Müziğin dinî hükmü, İslam’da mezheplere ve âlimlerin yorumlarına göre farklılık göstermektedir. Hanefi mezhebi bu konuda genel olarak ihtiyatlı bir yaklaşım sergiler. Ancak, müziğin tamamen haram olduğu ya da bazı durumlarda caiz olduğu konusunda âlimler arasında farklı görüşler vardır. “Ümmetimden bazıları, zinayı, ipek giymeyi, içki içmeyi ve mizmarı (çalgıyı) helal addedeceklerdir” (Buhârî, Sahih-i Buhârî, 7. cilt, s. 68, “Kitabu’l-Eşribe”, Hadis no: 5590). Bu hadis, Hanefi âlimleri tarafından müziğin genel olarak haram olduğuna delil olarak kullanılır. İbn Abidin, bu konuda şunları söyler: “Mizmar ve diğer çalgı aletleri, müziğin insanların kalbini meşgul etmesi ve ibadetlerden alıkoyması nedeniyle haramdır” (İbn Abidin, Reddü’l-Muhtar ala’d-Dürri’l-Muhtar, 6/403-405)
İmam Gazali ve Bediüzzaman Said Nursi gibi âlimler ise müziği daha farklı bir perspektiften ele almıştır. İmam Gazali, müziğin içeriğine ve dinlenme amacına göre hüküm vermiştir. Ona göre, kötü içerikli ve nefsani duyguları körükleyen müzik haramken, insanın manevi dünyasını olumlu etkileyen müzikler caiz olabilir (Gazali, İhya-u Ulumiddin, 2 /233-234). Bediüzzaman Said Nursi de,
“Müzik ve şarkılar, şehveti ve nefsani duyguları tahrik ederse, haramdır. Fakat kalbe ülfet veren ve insanı tefekküre sevk eden, nefsin de şehvetini tahrik etmeyen müzikler dinlenebilir.”(Lem’alar, Yirmi Dördüncü Lem’a, “Onuncu Rica”) diyerek müziğin insanın kalbini kirleten ve ibadetten uzaklaştıran kısmının haram olduğunu, ancak bazı durumlarda ruhu teskin eden ve tefekkürün yolunu açan müziklerin caiz olabileceğini belirtmiştir.
İmam Gazali ve Bediüzzaman Said Nursi’nin müziğe belli bir ölçüde cevaz vermelerinde, Şafii mezhebine mensup olmalarının etkisi olduğu söylenebilir. Şafii mezhebi, müzik konusunda Hanefi mezhebine kıyasla daha müsamahakâr bir yaklaşım sergiler. Ancak bu, müziğin tamamen serbest olduğu anlamına gelmez; Şafii mezhebinde de müziğin haram olduğu durumlar vardır.
-
İmam Gazali ve Bediüzzaman’ın Görüşlerinin Arka Planı
İmam Gazali, müziğin insan üzerindeki etkilerini detaylı bir şekilde incelemiş ve müziğin ruh haline göre farklı hükümler alabileceğini savunmuştur. Gazali, müziğin yasaklanması gereken durumlarla izin verilebilecek durumları ayırırken, Şafii mezhebinin temel ilkelerine dayanmıştır (Gazali, İhya-u Ulumiddin, 2/233-234).

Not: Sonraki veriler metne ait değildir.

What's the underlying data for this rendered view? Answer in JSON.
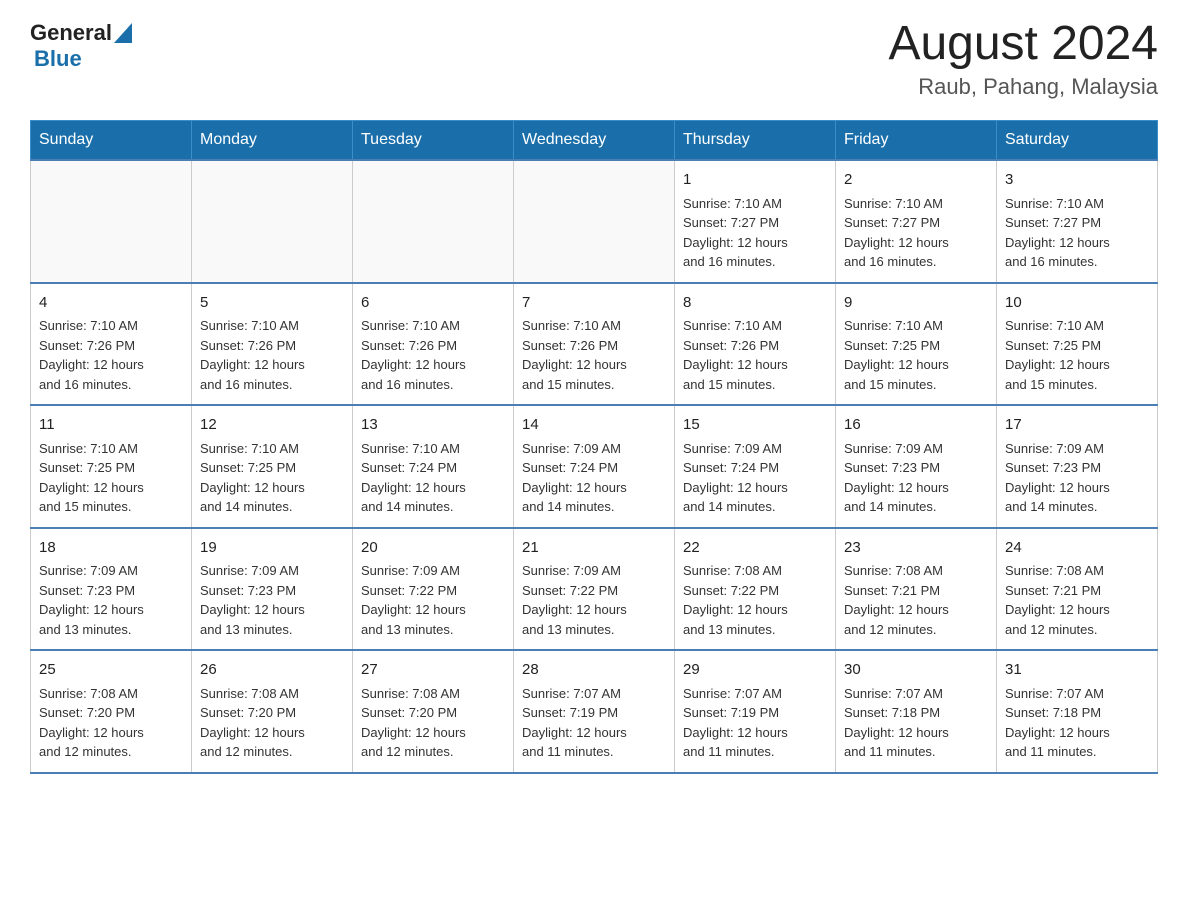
{
  "header": {
    "logo_general": "General",
    "logo_blue": "Blue",
    "month_year": "August 2024",
    "location": "Raub, Pahang, Malaysia"
  },
  "days_of_week": [
    "Sunday",
    "Monday",
    "Tuesday",
    "Wednesday",
    "Thursday",
    "Friday",
    "Saturday"
  ],
  "weeks": [
    [
      {
        "day": "",
        "info": ""
      },
      {
        "day": "",
        "info": ""
      },
      {
        "day": "",
        "info": ""
      },
      {
        "day": "",
        "info": ""
      },
      {
        "day": "1",
        "info": "Sunrise: 7:10 AM\nSunset: 7:27 PM\nDaylight: 12 hours\nand 16 minutes."
      },
      {
        "day": "2",
        "info": "Sunrise: 7:10 AM\nSunset: 7:27 PM\nDaylight: 12 hours\nand 16 minutes."
      },
      {
        "day": "3",
        "info": "Sunrise: 7:10 AM\nSunset: 7:27 PM\nDaylight: 12 hours\nand 16 minutes."
      }
    ],
    [
      {
        "day": "4",
        "info": "Sunrise: 7:10 AM\nSunset: 7:26 PM\nDaylight: 12 hours\nand 16 minutes."
      },
      {
        "day": "5",
        "info": "Sunrise: 7:10 AM\nSunset: 7:26 PM\nDaylight: 12 hours\nand 16 minutes."
      },
      {
        "day": "6",
        "info": "Sunrise: 7:10 AM\nSunset: 7:26 PM\nDaylight: 12 hours\nand 16 minutes."
      },
      {
        "day": "7",
        "info": "Sunrise: 7:10 AM\nSunset: 7:26 PM\nDaylight: 12 hours\nand 15 minutes."
      },
      {
        "day": "8",
        "info": "Sunrise: 7:10 AM\nSunset: 7:26 PM\nDaylight: 12 hours\nand 15 minutes."
      },
      {
        "day": "9",
        "info": "Sunrise: 7:10 AM\nSunset: 7:25 PM\nDaylight: 12 hours\nand 15 minutes."
      },
      {
        "day": "10",
        "info": "Sunrise: 7:10 AM\nSunset: 7:25 PM\nDaylight: 12 hours\nand 15 minutes."
      }
    ],
    [
      {
        "day": "11",
        "info": "Sunrise: 7:10 AM\nSunset: 7:25 PM\nDaylight: 12 hours\nand 15 minutes."
      },
      {
        "day": "12",
        "info": "Sunrise: 7:10 AM\nSunset: 7:25 PM\nDaylight: 12 hours\nand 14 minutes."
      },
      {
        "day": "13",
        "info": "Sunrise: 7:10 AM\nSunset: 7:24 PM\nDaylight: 12 hours\nand 14 minutes."
      },
      {
        "day": "14",
        "info": "Sunrise: 7:09 AM\nSunset: 7:24 PM\nDaylight: 12 hours\nand 14 minutes."
      },
      {
        "day": "15",
        "info": "Sunrise: 7:09 AM\nSunset: 7:24 PM\nDaylight: 12 hours\nand 14 minutes."
      },
      {
        "day": "16",
        "info": "Sunrise: 7:09 AM\nSunset: 7:23 PM\nDaylight: 12 hours\nand 14 minutes."
      },
      {
        "day": "17",
        "info": "Sunrise: 7:09 AM\nSunset: 7:23 PM\nDaylight: 12 hours\nand 14 minutes."
      }
    ],
    [
      {
        "day": "18",
        "info": "Sunrise: 7:09 AM\nSunset: 7:23 PM\nDaylight: 12 hours\nand 13 minutes."
      },
      {
        "day": "19",
        "info": "Sunrise: 7:09 AM\nSunset: 7:23 PM\nDaylight: 12 hours\nand 13 minutes."
      },
      {
        "day": "20",
        "info": "Sunrise: 7:09 AM\nSunset: 7:22 PM\nDaylight: 12 hours\nand 13 minutes."
      },
      {
        "day": "21",
        "info": "Sunrise: 7:09 AM\nSunset: 7:22 PM\nDaylight: 12 hours\nand 13 minutes."
      },
      {
        "day": "22",
        "info": "Sunrise: 7:08 AM\nSunset: 7:22 PM\nDaylight: 12 hours\nand 13 minutes."
      },
      {
        "day": "23",
        "info": "Sunrise: 7:08 AM\nSunset: 7:21 PM\nDaylight: 12 hours\nand 12 minutes."
      },
      {
        "day": "24",
        "info": "Sunrise: 7:08 AM\nSunset: 7:21 PM\nDaylight: 12 hours\nand 12 minutes."
      }
    ],
    [
      {
        "day": "25",
        "info": "Sunrise: 7:08 AM\nSunset: 7:20 PM\nDaylight: 12 hours\nand 12 minutes."
      },
      {
        "day": "26",
        "info": "Sunrise: 7:08 AM\nSunset: 7:20 PM\nDaylight: 12 hours\nand 12 minutes."
      },
      {
        "day": "27",
        "info": "Sunrise: 7:08 AM\nSunset: 7:20 PM\nDaylight: 12 hours\nand 12 minutes."
      },
      {
        "day": "28",
        "info": "Sunrise: 7:07 AM\nSunset: 7:19 PM\nDaylight: 12 hours\nand 11 minutes."
      },
      {
        "day": "29",
        "info": "Sunrise: 7:07 AM\nSunset: 7:19 PM\nDaylight: 12 hours\nand 11 minutes."
      },
      {
        "day": "30",
        "info": "Sunrise: 7:07 AM\nSunset: 7:18 PM\nDaylight: 12 hours\nand 11 minutes."
      },
      {
        "day": "31",
        "info": "Sunrise: 7:07 AM\nSunset: 7:18 PM\nDaylight: 12 hours\nand 11 minutes."
      }
    ]
  ]
}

Bediüzzaman Said Nursi de, müziğin zararlı ve faydalı yönlerini ayırarak değerlendirir. Onun yaklaşımında, Şafii mezhebinin müziğe dair daha geniş kapsamlı yorumları etkili olmuş olabilir. Ancak Bediüzzaman, müziğin özellikle insanın manevi hayatına olumlu katkıda bulunan yönlerini öne çıkarır ve bu durumda müziğe cevaz verir.
Her iki âlim de müzik konusunda mutlak bir serbestiyet tanımamış, belirli şartlar çerçevesinde izin vermiştir. Bu yaklaşımları, onların müziğin insan ruhu üzerindeki etkilerini derinlemesine incelemelerinin bir sonucu olarak da değerlendirilebilir.
Bu konuda önceki dönem Hanefi alimlerinin ekserisinin klasik fıkıh kitaplarındaki görüşü bellidir. Hanefi mezhebi üzerine yaşıyorum bu sebeple onların görüşü benim için bağlayıcıdır diyenler mezhep görüşü ile amel edip müziğin her türlüsünden uzak durabilirler. Gazzali ve Bediüzzaman gibi muhakkik alimlerin müzik konusundaki görüşlerini benimseyenler onların çizdiği çerçeve içerisinde hareket ederek müzikten istifade edebilirler. Bu konu kişinin kendi akli ve vicdani kararına kalmıştır.